I stepped away from her. "No."
"Damn it, Anita, damn it!"
"Ronnie, there are rules, and one of those rules is you don't take pack or pard business to the police." The main reason for that rule was that the police tended to frown on fights for dominance that ended with dead bodies on the ground, but no need to tell Ronnie that.
"It's a stupid rule," she said.
"Maybe, but it's still the way business is done with the shifters, no matter what flavor they are."
She sat down at the small two-seater breakfast table, on its little raised platform. "Who's going to be your backup then? Richard doesn't kill any easier than I do."
That was half true, but I let it slide. "No, I want someone at my back tonight who will do what needs doing, no flinching."
Her eyes were dark, dark with anger. "Jean-Claude." She made his name a curse.
"Are you sure he didn't plan this to get you back into his life, excuse me, death?"
"He knows me too well to screw with my people. He knows what I'd do if he hurt them."
Puzzlement flowed through the anger, softening her eyes, her face. "I hate him, but I know you love him. Could you really kill him? Could you really stare down the barrel of a gun and pull the trigger on him?"
I just looked at her, and I knew without a mirror that my eyes had grown distant, cold. It's hard for brown eyes to be cold, but I'd been managing it lately.
Something very like fear slid behind her eyes. I don't know if she was afraid for me, or of me. I preferred the first to the last. "You could do it. Jesus, Anita. You've known Jean-Claude longer than I've known Louie. I could never hurt Louie, no matter what he did."
I shrugged. "It would destroy me to do it, I think.

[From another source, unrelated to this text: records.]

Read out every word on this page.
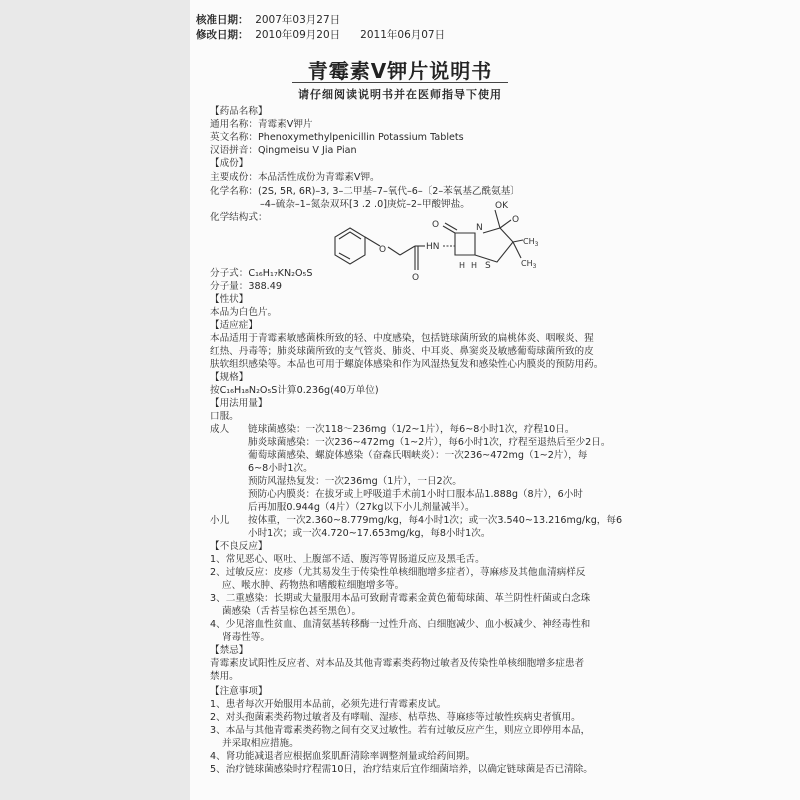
核准日期： 2007年03月27日
修改日期： 2010年09月20日 2011年06月07日
青霉素V钾片说明书
请仔细阅读说明书并在医师指导下使用
【药品名称】
通用名称：青霉素V钾片
英文名称：Phenoxymethylpenicillin Potassium Tablets
汉语拼音：Qingmeisu V Jia Pian
【成份】
主要成份：本品活性成份为青霉素V钾。
化学名称：(2S, 5R, 6R)–3, 3–二甲基–7–氧代–6–〔2–苯氧基乙酰氨基〕
–4–硫杂–1–氮杂双环[3 .2 .0]庚烷–2–甲酸钾盐。
化学结构式：
O
O
HN
O	N
H H S
OK
O
$CH_3$
$CH_3$
分子式：C₁₆H₁₇KN₂O₅S
分子量：388.49
【性状】
本品为白色片。
【适应症】
本品适用于青霉素敏感菌株所致的轻、中度感染，包括链球菌所致的扁桃体炎、咽喉炎、猩
红热、丹毒等；肺炎球菌所致的支气管炎、肺炎、中耳炎、鼻窦炎及敏感葡萄球菌所致的皮
肤软组织感染等。本品也可用于螺旋体感染和作为风湿热复发和感染性心内膜炎的预防用药。
【规格】
按C₁₆H₁₈N₂O₅S计算0.236g(40万单位)
【用法用量】
口服。
成人 链球菌感染：一次118～236mg（1/2~1片），每6~8小时1次，疗程10日。
肺炎球菌感染：一次236~472mg（1~2片），每6小时1次，疗程至退热后至少2日。
葡萄球菌感染、螺旋体感染（奋森氏咽峡炎）：一次236~472mg（1~2片），每
6~8小时1次。
预防风湿热复发：一次236mg（1片），一日2次。
预防心内膜炎：在拔牙或上呼吸道手术前1小时口服本品1.888g（8片），6小时
后再加服0.944g（4片）（27kg以下小儿剂量减半）。
小儿 按体重，一次2.360~8.779mg/kg，每4小时1次；或一次3.540~13.216mg/kg，每6
小时1次；或一次4.720~17.653mg/kg，每8小时1次。
【不良反应】
1、常见恶心、呕吐、上腹部不适、腹泻等胃肠道反应及黑毛舌。
2、过敏反应：皮疹（尤其易发生于传染性单核细胞增多症者），荨麻疹及其他血清病样反
应、喉水肿、药物热和嗜酸粒细胞增多等。
3、二重感染：长期或大量服用本品可致耐青霉素金黄色葡萄球菌、革兰阴性杆菌或白念珠
菌感染（舌苔呈棕色甚至黑色）。
4、少见溶血性贫血、血清氨基转移酶一过性升高、白细胞减少、血小板减少、神经毒性和
肾毒性等。
【禁忌】
青霉素皮试阳性反应者、对本品及其他青霉素类药物过敏者及传染性单核细胞增多症患者
禁用。
【注意事项】
1、患者每次开始服用本品前，必须先进行青霉素皮试。
2、对头孢菌素类药物过敏者及有哮喘、湿疹、枯草热、荨麻疹等过敏性疾病史者慎用。
3、本品与其他青霉素类药物之间有交叉过敏性。若有过敏反应产生，则应立即停用本品，
并采取相应措施。
4、肾功能减退者应根据血浆肌酐清除率调整剂量或给药间期。
5、治疗链球菌感染时疗程需10日，治疗结束后宜作细菌培养，以确定链球菌是否已清除。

It's not like I'd live happily ever after, if I survived at all. There's a very real chance that the vampire marks would drag me down to the grave with him."
"Another good reason not to kill him," she said.
"If he's behind the scream that Gregory gave over the phone, then he'll need better reasons to keep breathing than love, or lust, or my possible death."
"I don't understand that, Anita. I don't understand that at all."
"I know," I said. And I thought to myself it was one of the reasons Ronnie and I hadn't been seeing as much of each other as we once had. I got tired of explaining myself to her. No, of justifying myself to her.
You're my friend, my best friend, I thought. But I don't understand you anymore.
"Ronnie, I can't arm wrestle shapeshifters and vampires. I will lose a fair fight. The only way I survive, the only way my leopards survive, is because the other shifters fear me. They fear my threat. I'm only as good as my threat, Ronnie."
"So you'll go down there and kill them."
"I didn't say that."
"But you will."
"I'll try to avoid it," I said.
She tucked her knees up, wrapping her arms around those long legs. She'd managed to get a tiny prick in one of the hose; the hole was shiny with clear nail polish. She'd carried the polish in her purse for just such emergencies. I'd carried a gun and hadn't even taken a purse.
"If you get arrested, call, and I'll bail you out."
I shook my head. "If I get caught wasting three or more people in a public area, there won't be any bail tonight. The police probably won't even finish questioning me until long past dawn."
"How can you be so calm about this?" she asked.
I was beginning to remember why Ronnie and I had started drifting apart. I'd had almost the exact conversation with Richard once when an assassin had come to town to kill me. I gave the same answer. "Having hysterics won't help anything, Ronnie."